Mais le Brexit va également rendre
plus aiguë encore la crise de la gouvernance européenne, qui a d’ailleurs été l’une
des raisons majeures du vote pour le « Leave » le 23 juin. Du
fait de leur lenteur à établir un diagnostic correct de la crise de la zone
euro et à y apporter les remèdes adaptés, les institutions européennes se
trouvent prises à présent dans un dilemme insoluble. D’un côté, la résolution
de la crise économique européenne passerait théoriquement par des mécanismes de
solidarité et de gouvernance plus démocratique entre les membres de l’union
monétaire (budget et parlement de la zone euro notamment). D’un autre côté,
l’incapacité persistante des institutions supranationales européennes à apporter
plein emploi et sécurité aux citoyens européens, conjuguée à l’impossibilité
d’une sanction démocratique des politiques en place, a creusé un fossé entre
les peuples européens et leurs élites et provoqué l’ascension de partis
anti-establishment, anti-UE et anti-immigration
dans de nombreux pays (France, Autriche, Pays-Bas en particulier). Le vote britannique du 23 juin se présente à
la fois comme un emblème et un catalyseur possible de cette dynamique
d’éclatement. Dans ce contexte de défiance généralisée vis-à-vis des
institutions européennes, il est beaucoup plus difficile de faire accepter politiquement
les mécanismes de solidarité souhaités en particulier par François Hollande et
Matteo Renzi. Au contraire, comme le
montrent la ratification dans la douleur de la loi travail en France et le
lancement par la Commission Européenne d’un processus de sanctions contre les
dérapages budgétaires et portugais, qui ne sera finalement pas suivi d’effet,
c’est la vision disciplinaire portée par les conservateurs allemands depuis
2010, fondée notamment sur les « réformes structurelles »

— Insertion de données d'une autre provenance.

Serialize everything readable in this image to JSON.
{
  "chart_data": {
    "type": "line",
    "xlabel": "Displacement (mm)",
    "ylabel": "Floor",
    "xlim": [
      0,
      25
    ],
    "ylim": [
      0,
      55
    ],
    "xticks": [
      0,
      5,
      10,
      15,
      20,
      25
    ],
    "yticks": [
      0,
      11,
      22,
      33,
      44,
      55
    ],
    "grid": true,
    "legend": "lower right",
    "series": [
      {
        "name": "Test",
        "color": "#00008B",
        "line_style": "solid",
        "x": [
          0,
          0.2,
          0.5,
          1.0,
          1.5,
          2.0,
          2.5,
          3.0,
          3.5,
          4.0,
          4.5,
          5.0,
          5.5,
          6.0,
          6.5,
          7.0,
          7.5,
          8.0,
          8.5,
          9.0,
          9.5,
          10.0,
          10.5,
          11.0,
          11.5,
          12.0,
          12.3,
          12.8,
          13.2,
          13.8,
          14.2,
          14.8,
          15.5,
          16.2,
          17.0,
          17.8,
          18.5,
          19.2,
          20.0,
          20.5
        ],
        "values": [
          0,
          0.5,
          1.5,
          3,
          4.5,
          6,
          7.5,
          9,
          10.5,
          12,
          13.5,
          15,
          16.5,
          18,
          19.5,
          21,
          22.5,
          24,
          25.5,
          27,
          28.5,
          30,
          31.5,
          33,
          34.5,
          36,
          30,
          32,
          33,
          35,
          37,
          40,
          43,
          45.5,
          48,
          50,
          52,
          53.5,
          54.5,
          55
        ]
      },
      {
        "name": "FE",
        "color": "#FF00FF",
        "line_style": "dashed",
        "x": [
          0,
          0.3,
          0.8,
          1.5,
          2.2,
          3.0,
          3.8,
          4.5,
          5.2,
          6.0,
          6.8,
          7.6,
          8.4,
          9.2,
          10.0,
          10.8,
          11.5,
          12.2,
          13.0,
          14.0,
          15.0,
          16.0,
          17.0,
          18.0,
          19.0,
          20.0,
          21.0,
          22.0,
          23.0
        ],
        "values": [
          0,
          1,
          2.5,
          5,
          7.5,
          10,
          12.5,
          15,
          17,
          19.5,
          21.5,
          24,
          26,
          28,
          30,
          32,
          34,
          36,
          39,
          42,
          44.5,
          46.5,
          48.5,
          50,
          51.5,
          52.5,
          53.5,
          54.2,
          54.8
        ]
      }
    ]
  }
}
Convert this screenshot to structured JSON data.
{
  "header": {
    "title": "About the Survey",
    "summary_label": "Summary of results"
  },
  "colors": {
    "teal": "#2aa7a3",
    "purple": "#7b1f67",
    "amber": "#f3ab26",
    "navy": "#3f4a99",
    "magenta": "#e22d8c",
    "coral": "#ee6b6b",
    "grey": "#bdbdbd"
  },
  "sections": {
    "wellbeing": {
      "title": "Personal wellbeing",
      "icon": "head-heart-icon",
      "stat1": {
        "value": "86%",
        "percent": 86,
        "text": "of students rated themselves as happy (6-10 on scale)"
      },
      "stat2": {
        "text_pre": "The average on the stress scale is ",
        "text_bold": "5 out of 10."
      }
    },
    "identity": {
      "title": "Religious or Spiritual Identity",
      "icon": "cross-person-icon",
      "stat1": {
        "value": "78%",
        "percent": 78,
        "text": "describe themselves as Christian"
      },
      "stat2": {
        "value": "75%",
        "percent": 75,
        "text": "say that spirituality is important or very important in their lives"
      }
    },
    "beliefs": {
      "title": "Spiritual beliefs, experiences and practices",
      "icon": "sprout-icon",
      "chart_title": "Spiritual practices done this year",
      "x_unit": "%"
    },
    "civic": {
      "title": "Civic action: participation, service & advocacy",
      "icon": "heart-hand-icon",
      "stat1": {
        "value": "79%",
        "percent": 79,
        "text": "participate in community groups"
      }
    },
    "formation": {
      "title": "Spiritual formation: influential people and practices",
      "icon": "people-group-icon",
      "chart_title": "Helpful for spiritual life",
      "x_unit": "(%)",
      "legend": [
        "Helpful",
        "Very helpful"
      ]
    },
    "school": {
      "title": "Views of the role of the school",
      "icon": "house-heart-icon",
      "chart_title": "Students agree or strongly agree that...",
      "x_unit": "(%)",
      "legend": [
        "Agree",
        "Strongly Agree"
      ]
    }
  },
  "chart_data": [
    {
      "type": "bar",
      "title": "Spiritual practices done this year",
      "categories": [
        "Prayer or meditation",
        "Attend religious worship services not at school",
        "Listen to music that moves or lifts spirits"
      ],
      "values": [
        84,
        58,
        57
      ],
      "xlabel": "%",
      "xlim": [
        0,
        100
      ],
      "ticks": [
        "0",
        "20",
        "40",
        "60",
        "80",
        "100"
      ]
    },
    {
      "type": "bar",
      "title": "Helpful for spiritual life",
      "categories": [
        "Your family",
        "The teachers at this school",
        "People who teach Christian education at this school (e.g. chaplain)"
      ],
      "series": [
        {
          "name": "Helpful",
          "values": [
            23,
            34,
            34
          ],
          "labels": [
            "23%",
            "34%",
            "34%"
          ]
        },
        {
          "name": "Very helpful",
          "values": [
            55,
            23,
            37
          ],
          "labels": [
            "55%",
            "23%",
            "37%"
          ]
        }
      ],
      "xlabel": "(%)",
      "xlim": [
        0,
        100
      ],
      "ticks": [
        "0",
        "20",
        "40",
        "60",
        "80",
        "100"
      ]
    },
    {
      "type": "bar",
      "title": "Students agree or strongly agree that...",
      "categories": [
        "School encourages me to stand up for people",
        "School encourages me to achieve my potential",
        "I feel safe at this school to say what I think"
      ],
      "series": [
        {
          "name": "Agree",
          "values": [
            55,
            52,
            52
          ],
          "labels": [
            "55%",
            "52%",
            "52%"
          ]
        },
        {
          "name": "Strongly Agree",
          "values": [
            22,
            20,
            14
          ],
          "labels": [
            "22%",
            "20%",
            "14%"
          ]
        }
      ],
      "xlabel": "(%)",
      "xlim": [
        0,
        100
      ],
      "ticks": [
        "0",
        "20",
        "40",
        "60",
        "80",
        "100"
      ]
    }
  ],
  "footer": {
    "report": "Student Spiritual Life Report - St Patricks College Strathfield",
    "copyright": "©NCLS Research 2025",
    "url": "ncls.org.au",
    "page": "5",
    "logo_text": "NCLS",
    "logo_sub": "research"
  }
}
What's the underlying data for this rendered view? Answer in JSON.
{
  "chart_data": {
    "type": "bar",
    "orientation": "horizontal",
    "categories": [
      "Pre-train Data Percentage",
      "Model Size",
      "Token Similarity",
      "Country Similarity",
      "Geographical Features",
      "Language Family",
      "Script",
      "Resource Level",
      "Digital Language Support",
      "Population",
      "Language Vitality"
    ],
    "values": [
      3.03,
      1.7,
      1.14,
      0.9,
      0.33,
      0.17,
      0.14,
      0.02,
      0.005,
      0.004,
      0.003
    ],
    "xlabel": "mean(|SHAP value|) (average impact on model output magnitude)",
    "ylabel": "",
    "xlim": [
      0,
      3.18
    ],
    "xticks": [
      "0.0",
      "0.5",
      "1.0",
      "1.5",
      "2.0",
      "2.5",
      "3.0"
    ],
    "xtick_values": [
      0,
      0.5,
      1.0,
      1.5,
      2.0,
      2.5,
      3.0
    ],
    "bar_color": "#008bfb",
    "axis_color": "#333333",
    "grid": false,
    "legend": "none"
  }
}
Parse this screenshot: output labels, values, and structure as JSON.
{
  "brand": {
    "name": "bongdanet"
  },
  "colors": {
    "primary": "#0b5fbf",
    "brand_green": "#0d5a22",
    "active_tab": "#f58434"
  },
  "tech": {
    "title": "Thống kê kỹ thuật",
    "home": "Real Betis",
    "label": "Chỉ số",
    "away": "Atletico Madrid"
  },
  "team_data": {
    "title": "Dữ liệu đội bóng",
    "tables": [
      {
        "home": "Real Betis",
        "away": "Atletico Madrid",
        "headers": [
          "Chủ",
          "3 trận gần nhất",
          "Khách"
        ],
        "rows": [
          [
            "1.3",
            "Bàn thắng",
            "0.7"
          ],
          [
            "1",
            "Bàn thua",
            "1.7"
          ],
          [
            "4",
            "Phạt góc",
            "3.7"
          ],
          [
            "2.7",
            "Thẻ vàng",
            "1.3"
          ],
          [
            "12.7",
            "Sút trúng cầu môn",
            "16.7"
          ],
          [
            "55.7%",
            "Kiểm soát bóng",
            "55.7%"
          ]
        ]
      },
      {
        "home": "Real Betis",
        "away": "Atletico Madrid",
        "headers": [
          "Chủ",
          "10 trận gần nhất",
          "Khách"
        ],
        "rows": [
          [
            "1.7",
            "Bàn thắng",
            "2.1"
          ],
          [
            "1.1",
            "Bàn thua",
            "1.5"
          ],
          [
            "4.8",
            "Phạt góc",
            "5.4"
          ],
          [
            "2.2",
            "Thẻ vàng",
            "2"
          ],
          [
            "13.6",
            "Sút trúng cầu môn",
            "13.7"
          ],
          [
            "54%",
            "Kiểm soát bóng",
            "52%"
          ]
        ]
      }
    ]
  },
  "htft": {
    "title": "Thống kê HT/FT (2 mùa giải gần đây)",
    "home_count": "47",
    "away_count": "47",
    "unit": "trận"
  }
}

(libéralisation du marché du travail en particulier) et le respect des règles fiscales,
qui est pour le moment en train de s’imposer. Cette gouvernance disciplinaire ne
peut en retour que grever la timide convalescence de l’économie européenne,
accentuer le discrédit des élites européennes et renforcer l’audience des
partis anti-système.
Dans ce contexte, le référendum
sur la réforme constitutionnelle italienne d’octobre 2016, dont
l’issue très incertaine scellera le sort du gouvernement Renzi, l’élection
présidentielle autrichienne de novembre et les élections générales
néerlandaises et françaises du printemps 2017, nous diront si le
Brexit a renforcé la dynamique d’implosion non coopérative de l'UE ou au contraire provoqué un sursaut salutaire parmi les élites européennes qui pourrait permettre d'organiser le démantèlement concerté de la zone euro et de l'espace Schengen et de sauver certains acquis du processus d’intégration
européenne engagé depuis une soixantaine d’années.